L'UE et l'ONU ont averti lundi que Gaza aurait besoin de plus de 71 milliards de dollars pour se relever après deux ans de guerre, alors que les dégâts subis par les maisons, les hôpitaux et les écoles entraînent le déplacement de la plupart des habitants.
Plus de 71 milliards de dollars (60,3 milliards d'euros) seront nécessaires au cours de la prochaine décennie pour le redressement et la reconstruction de la bande de Gaza dévastée par la guerre, selon une évaluation de l'UE et de l'ONU publiée lundi.
Dans leur version finale de l'évaluation rapide des dommages et des besoins à Gaza (RDNA), les Nations unies et l'Union européenne ont déclaré que plus de deux ans de guerre dans le territoire palestinien "ont entraîné des pertes humaines sans précédent et une crise humanitaire catastrophique".
"Les besoins en matière de relèvement et de reconstruction sont estimés à environ 71,4 milliards de dollars", indique l'évaluation, élaborée en coordination avec la Banque mondiale.
Une grande partie de Gaza, y compris les écoles, les hôpitaux et d'autres infrastructures civiques, a été réduite en ruines par une guerre féroce entre Israël et le Hamas qui a commencé en octobre 2023.
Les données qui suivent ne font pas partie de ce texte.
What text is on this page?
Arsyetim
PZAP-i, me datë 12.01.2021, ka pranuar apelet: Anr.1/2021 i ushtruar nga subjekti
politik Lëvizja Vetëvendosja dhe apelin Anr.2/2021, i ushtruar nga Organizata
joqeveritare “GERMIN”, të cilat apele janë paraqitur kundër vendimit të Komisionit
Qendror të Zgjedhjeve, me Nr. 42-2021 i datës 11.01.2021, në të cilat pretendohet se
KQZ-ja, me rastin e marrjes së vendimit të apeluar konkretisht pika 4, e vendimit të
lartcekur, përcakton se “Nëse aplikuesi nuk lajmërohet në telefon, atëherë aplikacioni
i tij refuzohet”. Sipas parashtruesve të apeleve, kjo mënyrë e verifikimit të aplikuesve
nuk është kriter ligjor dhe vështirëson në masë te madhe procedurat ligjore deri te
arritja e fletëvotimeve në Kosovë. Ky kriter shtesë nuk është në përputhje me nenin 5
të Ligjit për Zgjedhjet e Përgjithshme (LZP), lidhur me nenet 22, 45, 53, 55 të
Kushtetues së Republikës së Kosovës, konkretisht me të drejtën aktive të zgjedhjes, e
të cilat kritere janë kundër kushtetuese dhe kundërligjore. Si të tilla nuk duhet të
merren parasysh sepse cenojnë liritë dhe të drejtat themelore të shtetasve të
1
L'évaluation finale a déterminé que 26,3 milliards de dollars (22,3 milliards d'euros) seraient nécessaires au cours des 18 premiers mois pour rétablir les services essentiels, reconstruire les infrastructures critiques et soutenir la reprise économique.
"Les dommages causés aux infrastructures physiques sont estimés à 35,2 milliards de dollars, et les pertes économiques et sociales à 22,7 milliards de dollars", indique une déclaration commune.
Gaza est soumise à un fragile cessez-le-feu conclu en octobre dernier, après deux années de conflit dévastateur déclenché par l'attaque du 7 octobre 2023 menée par le Hamas contre le sud d'Israël.
Cette attaque a entraîné la mort de 1 221 personnes en Israël, pour la plupart des civils, selon les chiffres officiels israéliens recensés par l'AFP. Les militants palestiniens ont également enlevé 251 otages, détenus dans la bande de Gaza jusqu'à ce que l'accord de cessez-le-feu garantisse leur libération.
La campagne militaire israélienne a fait plus de 72 549 morts dans la bande de Gaza, pour la plupart des civils, selon le ministère de la Santé de Gaza, dirigé par le Hamas, dont les chiffres sont considérés comme fiables par les Nations unies.
Des besoins immenses
Selon la RDNA, quelque 371 888 logements ont été détruits ou endommagés, plus de 50 % des hôpitaux du territoire ne fonctionnent pas et presque toutes les écoles ont été détruites ou endommagées.
Dans le même temps, 1,9 million de personnes, soit la quasi-totalité de la population de Gaza, ont été déplacées, souvent à plusieurs reprises, et plus de 60 % de la population a perdu son logement, selon l'évaluation.
L'économie de Gaza s'est contractée de 84 %.
"L'ampleur et l'étendue des privations en matière de conditions de vie, de moyens de subsistance/revenus, de sécurité alimentaire, d'égalité des sexes et d'inclusion sociale ont fait reculer de 77 ans le développement humain dans la bande de Gaza", indique l'évaluation.
Les Nations unies et l'Union européenne ont souligné que "compte tenu de l'ampleur des besoins, les efforts de redressement doivent être menés parallèlement à l'action humanitaire" à Gaza, afin d'assurer une "transition entre l'aide d'urgence et la reconstruction à grande échelle".
Ils ont insisté sur le fait que le redressement et la reconstruction devaient être "dirigés par les Palestiniens" et intégrer des approches qui soutiennent activement le transfert de la gouvernance à l'Autorité palestinienne, conformément à la résolution 2803 du Conseil de sécurité des Nations unies.
Cette résolution, adoptée en novembre dernier, salue la création du Conseil de la paix du président américain Donald Trump pour soutenir la reconstruction de Gaza.
L'ONU et l'UE ont également souligné qu'un "ensemble de conditions favorables" était nécessaire pour que la résolution soit mise en œuvre efficacement sur le terrain.
Il s'agit notamment d'un "cessez-le-feu durable et d'une sécurité adéquate", d'un "accès humanitaire sans entrave et d'un rétablissement immédiat des services essentiels" et de la "libre circulation des personnes, des biens et des matériaux de reconstruction, à l'intérieur et entre Gaza et la Cisjordanie".
Sans ces conditions, ont-ils prévenu, "ni le redressement ni la reconstruction ne peuvent réussir".